The summer of 2024 in Spain was one of anger from residents and local governments against overtourism, particularly in the Balearics, including Majorca, the Canaries and Barcelona.

These locations are among the top three most visited by tourists in Spain.

Rather than sustaining the locations, they believe that over-tourism has contributed to a reduced quality of life and increased cost of living.

This anger manifested itself in the form of many protests across Majorca, including taking over beaches and gathering in their thousands to march through the streets of Palma, organised at times to disrupt tourists on their holidays deliberately.

However, one luxury tourism business owner has shared concerns with Express.co.uk that these protests are not the best way to publicise the issue of overtourism and instead run the risk of turning people away from Majorca and sending them to friendlier islands in other countries where they would feel more welcome.

Olivier Heuchenne, co-founder of Insider Villas, a luxury villa rental agency with deep roots in the Balearics, particularly in Majorca, warned that protesting is “not the best” way to get the image out there, as it “can come back like mud, [it] can come back like a raw egg in your face.”

“People are then going to say, ‘I’m not going to Majorca, they made so much noise, then I’m going to go to Sicily where they are not protesting’, where it’s the same sea, the same weather, landscape, it’s Italian food. They could easily switch destinations [from] Majorca.”
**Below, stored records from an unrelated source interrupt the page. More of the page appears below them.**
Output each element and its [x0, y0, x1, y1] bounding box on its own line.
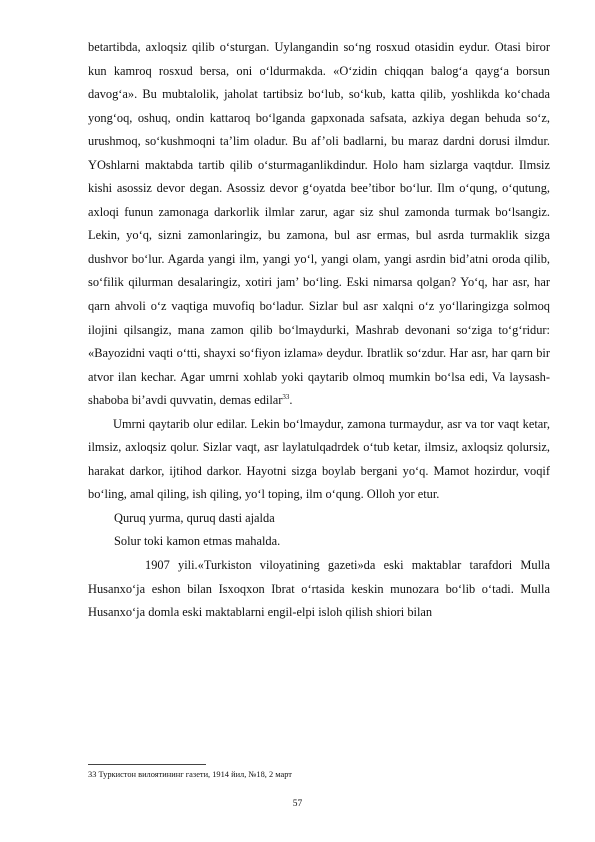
- page-number: 57: [292, 799, 303, 809]
- body-text: [88, 36, 550, 625]
- footnote-separator: [88, 764, 206, 765]
- footnote-reference[interactable]: 33: [282, 393, 290, 402]
- verse-line-1: Quruq yurma, quruq dasti ajalda: [114, 510, 275, 525]
- paragraph-1-end: .: [289, 393, 293, 408]
- paragraph-3: 1907 yili.«Turkiston viloyatining gazeti»da eski maktablar tarafdori Mulla Husanxo‘ja eshon bilan Isxoqxon Ibrat o‘rtasida keskin munozara bo‘lib o‘tadi. Mulla Husanxo‘ja domla eski maktablarni engil-elpi isloh qilish shiori bilan: [88, 558, 550, 620]
- footnote: 33 Туркистон вилоятининг газети, 1914 йил, №18, 2 март: [88, 770, 292, 779]
- verse-line-2: Solur toki kamon etmas mahalda.: [114, 534, 281, 549]
- paragraph-1-text: betartibda, axloqsiz qilib o‘sturgan. Uylangandin so‘ng rosxud otasidin eydur. Otasi biror kun kamroq rosxud bersa, oni o‘ldurmakda. «O‘zidin chiqqan balog‘a qayg‘a borsun davog‘a». Bu mubtalolik, jaholat tartibsiz bo‘lub, so‘kub, katta qilib, yoshlikda ko‘chada yong‘oq, oshuq, ondin kattaroq bo‘lganda gapxonada safsata, azkiya degan behuda so‘z, urushmoq, so‘kushmoqni ta’lim oladur. Bu af’oli badlarni, bu maraz dardni dorusi ilmdur. YOshlarni maktabda tartib qilib o‘sturmaganlikdindur. Holo ham sizlarga vaqtdur. Ilmsiz kishi asossiz devor degan. Asossiz devor g‘oyatda bee’tibor bo‘lur. Ilm o‘qung, o‘qutung, axloqi funun zamonaga darkorlik ilmlar zarur, agar siz shul zamonda turmak bo‘lsangiz. Lekin, yo‘q, sizni zamonlaringiz, bu zamona, bul asr ermas, bul asrda turmaklik sizga dushvor bo‘lur. Agarda yangi ilm, yangi yo‘l, yangi olam, yangi asrdin bid’atni oroda qilib, so‘filik qilurman desalaringiz, xotiri jam’ bo‘ling. Eski nimarsa qolgan? Yo‘q, har asr, har qarn ahvoli o‘z vaqtiga muvofiq bo‘ladur. Sizlar bul asr xalqni o‘z yo‘llaringizga solmoq ilojini qilsangiz, mana zamon qilib bo‘lmaydurki, Mashrab devonani so‘ziga to‘g‘ridur: «Bayozidni vaqti o‘tti, shayxi so‘fiyon izlama» deydur. Ibratlik so‘zdur. Har asr, har qarn bir atvor ilan kechar. Agar umrni xohlab yoki qaytarib olmoq mumkin bo‘lsa edi, Va laysash-shaboba bi’avdi quvvatin, demas edilar: [88, 40, 550, 408]
- paragraph-2: Umrni qaytarib olur edilar. Lekin bo‘lmaydur, zamona turmaydur, asr va tor vaqt ketar, ilmsiz, axloqsiz qolur. Sizlar vaqt, asr laylatulqadrdek o‘tub ketar, ilmsiz, axloqsiz qolursiz, harakat darkor, ijtihod darkor. Hayotni sizga boylab bergani yo‘q. Mamot hozirdur, voqif bo‘ling, amal qiling, ish qiling, yo‘l toping, ilm o‘qung. Olloh yor etur.: [88, 416, 550, 502]
- paragraph-1: [88, 36, 550, 413]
In 2023, Sicily had nearly 16.5 million visitors, a 10.8% increase from the previous year. This included over eight million foreign visitors. Majorca, by comparison, received just under 12.5 million visitors. Yet, there was no trace of an over-tourism protest on the Italian island.
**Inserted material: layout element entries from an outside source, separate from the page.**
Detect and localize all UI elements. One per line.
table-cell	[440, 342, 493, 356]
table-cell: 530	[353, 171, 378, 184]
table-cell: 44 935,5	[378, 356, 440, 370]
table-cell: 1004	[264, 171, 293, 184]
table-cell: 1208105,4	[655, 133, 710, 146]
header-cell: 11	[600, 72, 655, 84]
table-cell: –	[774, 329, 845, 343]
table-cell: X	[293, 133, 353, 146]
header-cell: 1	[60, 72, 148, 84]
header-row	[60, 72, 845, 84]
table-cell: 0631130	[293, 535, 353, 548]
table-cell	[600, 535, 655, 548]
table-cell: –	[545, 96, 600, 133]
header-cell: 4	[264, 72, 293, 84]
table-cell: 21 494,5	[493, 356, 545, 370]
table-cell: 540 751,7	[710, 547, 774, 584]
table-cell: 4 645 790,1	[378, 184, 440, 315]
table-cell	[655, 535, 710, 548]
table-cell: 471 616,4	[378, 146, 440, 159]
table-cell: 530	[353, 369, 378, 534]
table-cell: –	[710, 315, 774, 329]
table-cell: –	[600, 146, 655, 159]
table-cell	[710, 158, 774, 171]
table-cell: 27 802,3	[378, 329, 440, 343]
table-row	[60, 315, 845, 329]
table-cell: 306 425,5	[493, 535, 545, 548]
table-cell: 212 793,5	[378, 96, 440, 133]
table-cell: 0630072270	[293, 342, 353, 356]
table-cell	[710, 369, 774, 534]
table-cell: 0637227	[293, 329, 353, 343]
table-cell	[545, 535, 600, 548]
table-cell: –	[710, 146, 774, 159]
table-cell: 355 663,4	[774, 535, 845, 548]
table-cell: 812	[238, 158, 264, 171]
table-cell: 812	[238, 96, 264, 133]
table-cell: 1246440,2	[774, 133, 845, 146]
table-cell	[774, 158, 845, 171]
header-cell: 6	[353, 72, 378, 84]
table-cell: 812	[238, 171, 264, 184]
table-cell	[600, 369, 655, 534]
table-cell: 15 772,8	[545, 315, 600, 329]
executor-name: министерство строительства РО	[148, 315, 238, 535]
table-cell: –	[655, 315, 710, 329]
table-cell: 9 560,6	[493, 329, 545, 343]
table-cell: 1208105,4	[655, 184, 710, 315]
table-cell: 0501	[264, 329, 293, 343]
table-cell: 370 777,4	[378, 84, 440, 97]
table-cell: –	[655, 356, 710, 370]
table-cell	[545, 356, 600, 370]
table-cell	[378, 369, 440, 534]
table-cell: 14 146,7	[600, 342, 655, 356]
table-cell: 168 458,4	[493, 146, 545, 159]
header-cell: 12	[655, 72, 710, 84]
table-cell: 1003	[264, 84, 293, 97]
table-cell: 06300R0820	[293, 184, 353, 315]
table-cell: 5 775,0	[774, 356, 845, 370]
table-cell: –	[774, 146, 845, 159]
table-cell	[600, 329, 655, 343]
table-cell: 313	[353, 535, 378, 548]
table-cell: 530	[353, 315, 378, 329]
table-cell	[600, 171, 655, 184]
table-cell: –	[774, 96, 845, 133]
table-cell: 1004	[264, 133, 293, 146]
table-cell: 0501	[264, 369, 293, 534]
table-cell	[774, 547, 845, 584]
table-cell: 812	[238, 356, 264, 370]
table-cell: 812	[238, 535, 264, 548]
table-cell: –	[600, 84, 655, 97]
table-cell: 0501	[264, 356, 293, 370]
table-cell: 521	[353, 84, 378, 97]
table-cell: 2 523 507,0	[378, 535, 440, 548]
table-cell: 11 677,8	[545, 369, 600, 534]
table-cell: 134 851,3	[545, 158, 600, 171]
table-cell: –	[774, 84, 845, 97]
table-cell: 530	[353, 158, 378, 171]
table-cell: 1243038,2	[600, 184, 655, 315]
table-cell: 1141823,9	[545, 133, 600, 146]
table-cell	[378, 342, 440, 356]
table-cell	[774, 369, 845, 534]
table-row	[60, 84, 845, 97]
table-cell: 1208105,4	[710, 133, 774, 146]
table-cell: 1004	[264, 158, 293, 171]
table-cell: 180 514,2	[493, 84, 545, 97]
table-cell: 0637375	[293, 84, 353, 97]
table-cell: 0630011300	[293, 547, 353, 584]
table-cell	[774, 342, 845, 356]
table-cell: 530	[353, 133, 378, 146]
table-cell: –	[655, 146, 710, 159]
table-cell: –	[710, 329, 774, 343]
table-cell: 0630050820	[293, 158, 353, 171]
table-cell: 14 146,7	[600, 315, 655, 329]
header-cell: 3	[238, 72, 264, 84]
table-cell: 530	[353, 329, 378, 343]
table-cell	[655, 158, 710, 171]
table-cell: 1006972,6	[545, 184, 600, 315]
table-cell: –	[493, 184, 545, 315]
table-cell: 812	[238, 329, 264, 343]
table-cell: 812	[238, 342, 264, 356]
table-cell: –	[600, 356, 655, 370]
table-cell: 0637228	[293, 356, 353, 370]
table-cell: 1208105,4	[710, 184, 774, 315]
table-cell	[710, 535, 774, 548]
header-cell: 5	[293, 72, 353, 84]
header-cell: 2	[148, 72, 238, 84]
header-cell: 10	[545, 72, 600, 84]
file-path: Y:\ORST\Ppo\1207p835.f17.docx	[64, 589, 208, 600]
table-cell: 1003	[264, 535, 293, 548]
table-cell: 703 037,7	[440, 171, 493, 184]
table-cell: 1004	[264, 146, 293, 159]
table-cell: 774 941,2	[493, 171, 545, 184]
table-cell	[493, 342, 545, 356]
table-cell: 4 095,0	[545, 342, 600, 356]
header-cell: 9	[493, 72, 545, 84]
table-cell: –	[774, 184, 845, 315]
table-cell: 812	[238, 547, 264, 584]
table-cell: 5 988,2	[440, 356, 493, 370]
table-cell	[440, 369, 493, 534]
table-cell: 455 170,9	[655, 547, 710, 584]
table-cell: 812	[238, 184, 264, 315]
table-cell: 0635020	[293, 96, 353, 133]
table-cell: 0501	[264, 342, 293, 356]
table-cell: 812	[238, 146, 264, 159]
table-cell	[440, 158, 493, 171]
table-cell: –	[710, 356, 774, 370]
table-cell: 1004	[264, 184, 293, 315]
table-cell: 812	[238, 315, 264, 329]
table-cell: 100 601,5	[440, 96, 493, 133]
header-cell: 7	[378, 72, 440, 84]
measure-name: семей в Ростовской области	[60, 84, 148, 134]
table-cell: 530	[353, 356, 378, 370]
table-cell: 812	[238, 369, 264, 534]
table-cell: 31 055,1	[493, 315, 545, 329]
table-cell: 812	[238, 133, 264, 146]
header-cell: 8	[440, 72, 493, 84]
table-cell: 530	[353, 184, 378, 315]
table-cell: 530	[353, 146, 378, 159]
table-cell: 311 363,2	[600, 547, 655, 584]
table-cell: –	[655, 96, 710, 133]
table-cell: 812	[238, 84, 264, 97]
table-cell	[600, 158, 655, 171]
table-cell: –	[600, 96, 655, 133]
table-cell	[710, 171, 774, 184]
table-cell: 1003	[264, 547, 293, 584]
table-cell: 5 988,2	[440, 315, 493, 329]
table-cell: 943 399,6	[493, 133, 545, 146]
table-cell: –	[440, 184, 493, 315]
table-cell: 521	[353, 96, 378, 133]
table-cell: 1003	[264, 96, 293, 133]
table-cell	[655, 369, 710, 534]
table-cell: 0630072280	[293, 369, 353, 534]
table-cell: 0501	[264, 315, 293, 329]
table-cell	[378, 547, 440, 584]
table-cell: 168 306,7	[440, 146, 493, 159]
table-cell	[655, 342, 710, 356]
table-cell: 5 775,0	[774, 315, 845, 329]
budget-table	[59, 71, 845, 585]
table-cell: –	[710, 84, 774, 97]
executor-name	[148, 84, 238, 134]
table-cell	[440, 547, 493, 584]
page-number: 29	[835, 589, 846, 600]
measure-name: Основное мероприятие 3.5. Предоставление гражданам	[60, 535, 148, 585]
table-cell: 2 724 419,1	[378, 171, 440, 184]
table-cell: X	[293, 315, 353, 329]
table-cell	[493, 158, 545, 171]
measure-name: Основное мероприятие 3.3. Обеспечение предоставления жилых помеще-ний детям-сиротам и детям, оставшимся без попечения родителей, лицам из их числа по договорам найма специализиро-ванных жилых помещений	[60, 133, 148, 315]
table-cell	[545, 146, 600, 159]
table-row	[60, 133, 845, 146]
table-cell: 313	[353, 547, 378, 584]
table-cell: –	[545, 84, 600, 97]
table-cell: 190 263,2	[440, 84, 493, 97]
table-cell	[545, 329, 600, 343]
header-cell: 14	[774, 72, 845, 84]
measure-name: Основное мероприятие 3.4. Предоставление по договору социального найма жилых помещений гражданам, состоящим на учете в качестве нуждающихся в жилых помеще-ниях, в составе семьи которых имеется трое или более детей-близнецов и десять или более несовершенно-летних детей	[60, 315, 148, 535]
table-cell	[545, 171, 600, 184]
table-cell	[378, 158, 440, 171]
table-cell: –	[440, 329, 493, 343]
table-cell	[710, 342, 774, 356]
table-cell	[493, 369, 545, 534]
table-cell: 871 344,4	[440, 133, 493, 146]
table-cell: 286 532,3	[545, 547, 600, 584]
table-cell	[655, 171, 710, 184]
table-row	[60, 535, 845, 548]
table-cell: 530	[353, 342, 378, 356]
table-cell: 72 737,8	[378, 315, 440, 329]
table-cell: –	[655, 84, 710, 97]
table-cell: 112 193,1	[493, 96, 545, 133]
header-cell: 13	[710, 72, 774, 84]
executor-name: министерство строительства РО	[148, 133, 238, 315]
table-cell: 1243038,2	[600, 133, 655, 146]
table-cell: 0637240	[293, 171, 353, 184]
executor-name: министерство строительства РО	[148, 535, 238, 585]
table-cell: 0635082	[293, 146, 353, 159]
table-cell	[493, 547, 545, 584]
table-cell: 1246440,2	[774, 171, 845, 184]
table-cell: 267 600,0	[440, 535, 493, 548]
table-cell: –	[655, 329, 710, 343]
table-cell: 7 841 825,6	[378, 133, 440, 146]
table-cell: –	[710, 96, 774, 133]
“I don’t think it’s the best way, but I think there is a way to get through to those people that can impact… there is a disconnect at the moment, between who can impact and those that are protesting,” Mr Heuchenne continued.
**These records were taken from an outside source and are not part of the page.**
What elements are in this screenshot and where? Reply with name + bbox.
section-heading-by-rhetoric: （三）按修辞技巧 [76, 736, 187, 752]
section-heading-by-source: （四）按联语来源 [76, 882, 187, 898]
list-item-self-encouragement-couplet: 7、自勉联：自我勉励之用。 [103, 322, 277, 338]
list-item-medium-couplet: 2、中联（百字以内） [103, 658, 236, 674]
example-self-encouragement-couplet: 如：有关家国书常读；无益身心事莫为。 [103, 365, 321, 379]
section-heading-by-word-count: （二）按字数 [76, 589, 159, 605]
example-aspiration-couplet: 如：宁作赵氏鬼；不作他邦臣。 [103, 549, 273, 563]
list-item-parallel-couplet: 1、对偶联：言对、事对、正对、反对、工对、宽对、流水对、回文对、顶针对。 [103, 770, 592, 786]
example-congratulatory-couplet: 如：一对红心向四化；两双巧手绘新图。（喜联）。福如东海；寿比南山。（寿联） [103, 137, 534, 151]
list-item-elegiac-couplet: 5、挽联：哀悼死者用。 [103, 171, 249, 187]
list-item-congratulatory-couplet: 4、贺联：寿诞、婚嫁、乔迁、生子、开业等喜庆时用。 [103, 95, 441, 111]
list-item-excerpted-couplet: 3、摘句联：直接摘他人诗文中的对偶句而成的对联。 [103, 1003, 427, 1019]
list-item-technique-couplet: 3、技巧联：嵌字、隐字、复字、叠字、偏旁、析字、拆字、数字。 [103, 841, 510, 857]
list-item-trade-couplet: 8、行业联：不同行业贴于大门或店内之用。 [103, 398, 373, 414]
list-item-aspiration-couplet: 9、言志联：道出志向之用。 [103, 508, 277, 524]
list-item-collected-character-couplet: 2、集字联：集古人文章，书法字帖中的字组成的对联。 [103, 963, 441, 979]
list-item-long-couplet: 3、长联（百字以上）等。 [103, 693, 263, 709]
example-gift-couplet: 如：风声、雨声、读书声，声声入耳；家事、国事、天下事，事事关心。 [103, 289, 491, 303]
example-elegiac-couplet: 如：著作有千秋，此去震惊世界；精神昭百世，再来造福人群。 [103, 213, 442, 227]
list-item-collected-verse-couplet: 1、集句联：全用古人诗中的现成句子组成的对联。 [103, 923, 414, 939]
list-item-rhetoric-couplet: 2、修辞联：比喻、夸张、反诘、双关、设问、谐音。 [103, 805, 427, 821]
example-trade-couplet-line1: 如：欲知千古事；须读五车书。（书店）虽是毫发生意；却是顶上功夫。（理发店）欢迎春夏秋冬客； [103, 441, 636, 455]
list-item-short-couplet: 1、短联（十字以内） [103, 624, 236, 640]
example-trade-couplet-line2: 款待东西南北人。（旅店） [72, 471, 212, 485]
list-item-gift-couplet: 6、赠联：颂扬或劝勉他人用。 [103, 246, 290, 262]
“Mass tourism, mass protests, isn’t possible, it is only going to blow up the infrastructure. There has got to be better ways to negotiate, to bring it to the table, so that people are heard… that’s the frustration, they’re not being heard.”

Defending their protests, Júlia Isern, a spokesperson for the “Menys Turisme, Més Vida” (Less Tourism, More Life) organisation, told Express.co.uk that protests were the final step that goes with a lot of other works, such as assemblies.

“It is always difficult to mobilise a population, so protests have historically been the time when everyone goes on the street and it’s very visually impressive, we are all part of the same cause,” Ms Isern said. “As citizens, we want, for one day, to go out and release this anger that you keep to yourself so much.”

Ms Isern insisted that the organisation is not against tourism and the tourists themselves. When asked that the very action of protesting affects the tourists more than the government they are trying to force change from, Ms Isern explained that the locals have been suffering the consequences of “touristification” for the last 10 years due to “a model that is not taking us into account and we are paying a very high price because of that model”.

“This year is the first time tourists are also suffering these consequences.”

Meanwhile, in the Canary Islands, in October, a separate organisation of protesters stormed a beach in Tenerife, surrounding tourists who were laid out on the sand.

“It is the first time for British people to feel what it is to be in a place surrounded by people where you feel you don’t belong,” argued Ms Isern, defending the protest”. “This is how we constantly feel in Majorca.”

Directly confronting the tourists, however, “is not our intention,” Ms Isern explained.